Some dogs lift a lip or growl when you near them while they’re in possession of a resource. This is a dog’s natural way of communicating his discomfort with you near his resources. Do not punish him for his warning. By reprimanding him for growling his discomfort, you have said that you have no respect for his expression and it erodes his trust for you near his things. In fact, you may force him to escalate his expression – next time, he may have to bite!
Instead, step back and consider ways in which you can make him more comfortable with your presence. For instance, when working around his food bowl, make approaches to your dog’s bowl, stopping at a safe distance where he shows no discomfort or guarding behavior, and then toss something of higher value than what he’s eating. Withdraw and approach over and over again, each time stopping at a distance where he does not feel threatened or uncomfortable. Over time, you will notice him lifting his head in anticipation of you approach. This means he is now looking forward to your approaches with happy anticipation!
The Snatch and Grab
Of course there are times when we must snatch things out of our dogs’ mouths. But repeatedly and unceremoniously taking things away from your dog that she finds valuable without offering reward in return will soon erode her trust in you to share fairly.
By teaching your dog to drop things on command, you will establish her trust that you are a good sharer. If she’s got hold of something, say "Drop it!" and then hold a treat to her nose. When she drops the toy, give her the treat and take the toy. Then offer her the toy back. The key is to do so many repetitions with articles that you immediately return to her that she comes to think “drop it” is a win-win situation: She gets a treat for doing it and she gets the toy back. Why wouldn’t she trust you the next time you ask her to relinquish her mouthful?!

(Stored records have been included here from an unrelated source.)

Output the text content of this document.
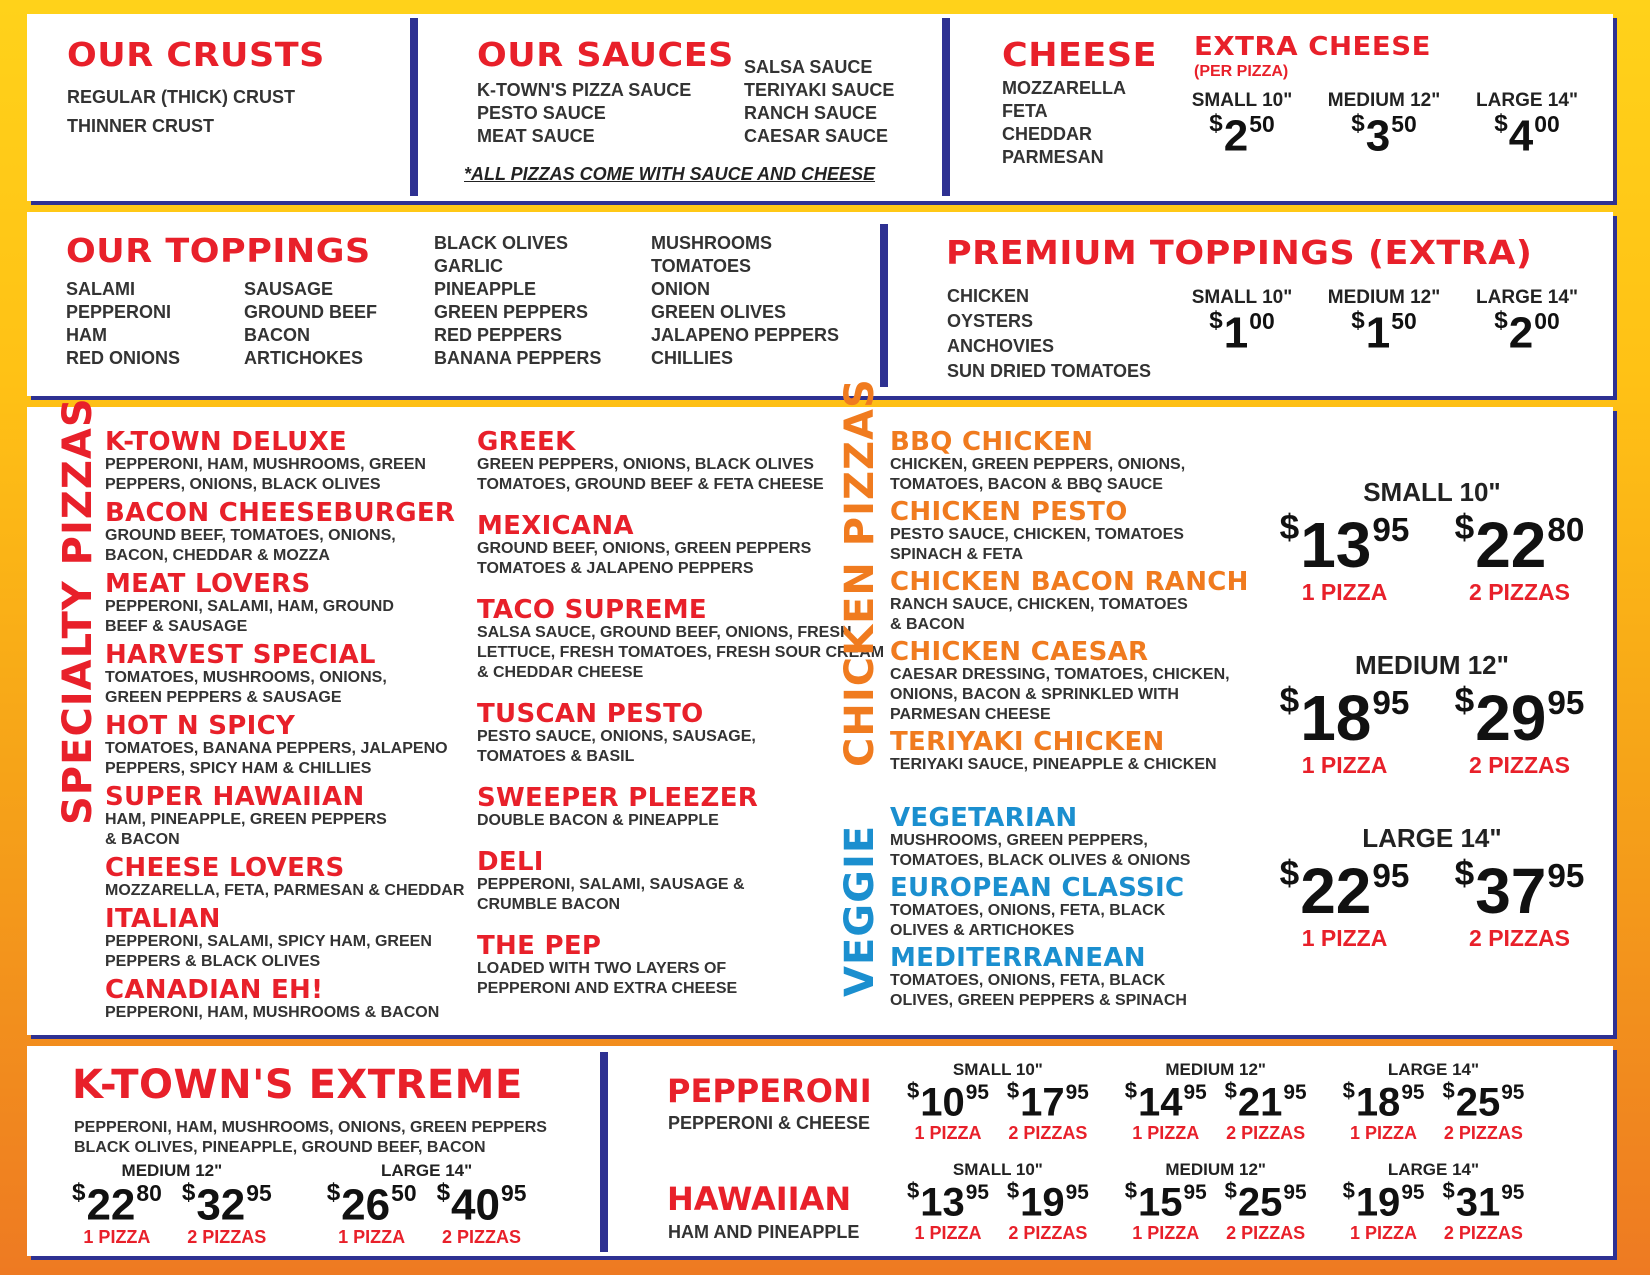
OUR CRUSTS
REGULAR (THICK) CRUST
THINNER CRUST
OUR SAUCES
K-TOWN'S PIZZA SAUCE
PESTO SAUCE
MEAT SAUCE
SALSA SAUCE
TERIYAKI SAUCE
RANCH SAUCE
CAESAR SAUCE
*ALL PIZZAS COME WITH SAUCE AND CHEESE
CHEESE
MOZZARELLA
FETA
CHEDDAR
PARMESAN
EXTRA CHEESE
(PER PIZZA)
SMALL 10"
$^{\$}2^{50}$
MEDIUM 12"
$^{\$}3^{50}$
LARGE 14"
$^{\$}4^{00}$
OUR TOPPINGS
SALAMI
PEPPERONI
HAM
RED ONIONS
SAUSAGE
GROUND BEEF
BACON
ARTICHOKES
BLACK OLIVES
GARLIC
PINEAPPLE
GREEN PEPPERS
RED PEPPERS
BANANA PEPPERS
MUSHROOMS
TOMATOES
ONION
GREEN OLIVES
JALAPENO PEPPERS
CHILLIES
PREMIUM TOPPINGS (EXTRA)
CHICKEN
OYSTERS
ANCHOVIES
SUN DRIED TOMATOES
SMALL 10"
$^{\$}1^{00}$
MEDIUM 12"
$^{\$}1^{50}$
LARGE 14"
$^{\$}2^{00}$
SPECIALTY PIZZAS K-TOWN DELUXE
PEPPERONI, HAM, MUSHROOMS, GREEN
PEPPERS, ONIONS, BLACK OLIVES
BACON CHEESEBURGER
GROUND BEEF, TOMATOES, ONIONS,
BACON, CHEDDAR & MOZZA
MEAT LOVERS
PEPPERONI, SALAMI, HAM, GROUND
BEEF & SAUSAGE
HARVEST SPECIAL
TOMATOES, MUSHROOMS, ONIONS,
GREEN PEPPERS & SAUSAGE
HOT N SPICY
TOMATOES, BANANA PEPPERS, JALAPENO
PEPPERS, SPICY HAM & CHILLIES
SUPER HAWAIIAN
HAM, PINEAPPLE, GREEN PEPPERS
& BACON
CHEESE LOVERS
MOZZARELLA, FETA, PARMESAN & CHEDDAR
ITALIAN
PEPPERONI, SALAMI, SPICY HAM, GREEN
PEPPERS & BLACK OLIVES
CANADIAN EH!
PEPPERONI, HAM, MUSHROOMS & BACON
GREEK
GREEN PEPPERS, ONIONS, BLACK OLIVES
TOMATOES, GROUND BEEF & FETA CHEESE
MEXICANA
GROUND BEEF, ONIONS, GREEN PEPPERS
TOMATOES & JALAPENO PEPPERS
TACO SUPREME
SALSA SAUCE, GROUND BEEF, ONIONS, FRESH
LETTUCE, FRESH TOMATOES, FRESH SOUR CREAM
& CHEDDAR CHEESE
TUSCAN PESTO
PESTO SAUCE, ONIONS, SAUSAGE,
TOMATOES & BASIL
SWEEPER PLEEZER
DOUBLE BACON & PINEAPPLE
DELI
PEPPERONI, SALAMI, SAUSAGE &
CRUMBLE BACON
THE PEP
LOADED WITH TWO LAYERS OF
PEPPERONI AND EXTRA CHEESE
CHICKEN PIZZAS BBQ CHICKEN
CHICKEN, GREEN PEPPERS, ONIONS,
TOMATOES, BACON & BBQ SAUCE
CHICKEN PESTO
PESTO SAUCE, CHICKEN, TOMATOES
SPINACH & FETA
CHICKEN BACON RANCH
RANCH SAUCE, CHICKEN, TOMATOES
& BACON
CHICKEN CAESAR
CAESAR DRESSING, TOMATOES, CHICKEN,
ONIONS, BACON & SPRINKLED WITH
PARMESAN CHEESE
TERIYAKI CHICKEN
TERIYAKI SAUCE, PINEAPPLE & CHICKEN
VEGGIE
VEGETARIAN
MUSHROOMS, GREEN PEPPERS,
TOMATOES, BLACK OLIVES & ONIONS
EUROPEAN CLASSIC
TOMATOES, ONIONS, FETA, BLACK
OLIVES & ARTICHOKES
MEDITERRANEAN
TOMATOES, ONIONS, FETA, BLACK
OLIVES, GREEN PEPPERS & SPINACH
SMALL 10"
$^{\$}13^{95}$
1 PIZZA
$^{\$}22^{80}$
2 PIZZAS
MEDIUM 12"
$^{\$}18^{95}$
1 PIZZA
$^{\$}29^{95}$
2 PIZZAS
LARGE 14"
$^{\$}22^{95}$
1 PIZZA
$^{\$}37^{95}$
2 PIZZAS
K-TOWN'S EXTREME
PEPPERONI, HAM, MUSHROOMS, ONIONS, GREEN PEPPERS
BLACK OLIVES, PINEAPPLE, GROUND BEEF, BACON
MEDIUM 12"
$^{\$}22^{80}$
1 PIZZA
$^{\$}32^{95}$
2 PIZZAS
LARGE 14"
$^{\$}26^{50}$
1 PIZZA
$^{\$}40^{95}$
2 PIZZAS
PEPPERONI
PEPPERONI & CHEESE
SMALL 10"
$^{\$}10^{95}$
1 PIZZA
$^{\$}17^{95}$
2 PIZZAS
MEDIUM 12"
$^{\$}14^{95}$
1 PIZZA
$^{\$}21^{95}$
2 PIZZAS
LARGE 14"
$^{\$}18^{95}$
1 PIZZA
$^{\$}25^{95}$
2 PIZZAS
HAWAIIAN
HAM AND PINEAPPLE
SMALL 10"
$^{\$}13^{95}$
1 PIZZA
$^{\$}19^{95}$
2 PIZZAS
MEDIUM 12"
$^{\$}15^{95}$
1 PIZZA
$^{\$}25^{95}$
2 PIZZAS
LARGE 14"
$^{\$}19^{95}$
1 PIZZA
$^{\$}31^{95}$
2 PIZZAS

Most upsetting is the one so often employed in popular dog training media these days – putting a dog on his side in a prone position for what we deem a misbehavior. Beyond its being an extreme example of punishing fear (see above), this is a very dangerous technique. For the human, there is a very high risk of getting bitten. For the dog, should there be an actual danger imminent (like dogs who may pounce upon him at the dog run), he is at terrible risk. But, finally and most alarmingly, from the dog’s perspective, the message is that his human will throw him to the lions for such displays of emotional content.
As with the others, change your dog’s emotional mind about the object of his fear through DS/CC. Teach him to trust that you will keep him from harm. If you don’t know how to resolve things on your own, seek out the help of a certified canine behavior specialist.
Do you know what your dog is trying to tell you? Moreover, do you know what you are truly telling your dog? Make sure that your actions truly foster the love, respect, and trust that you want in your relationship with your canine companion.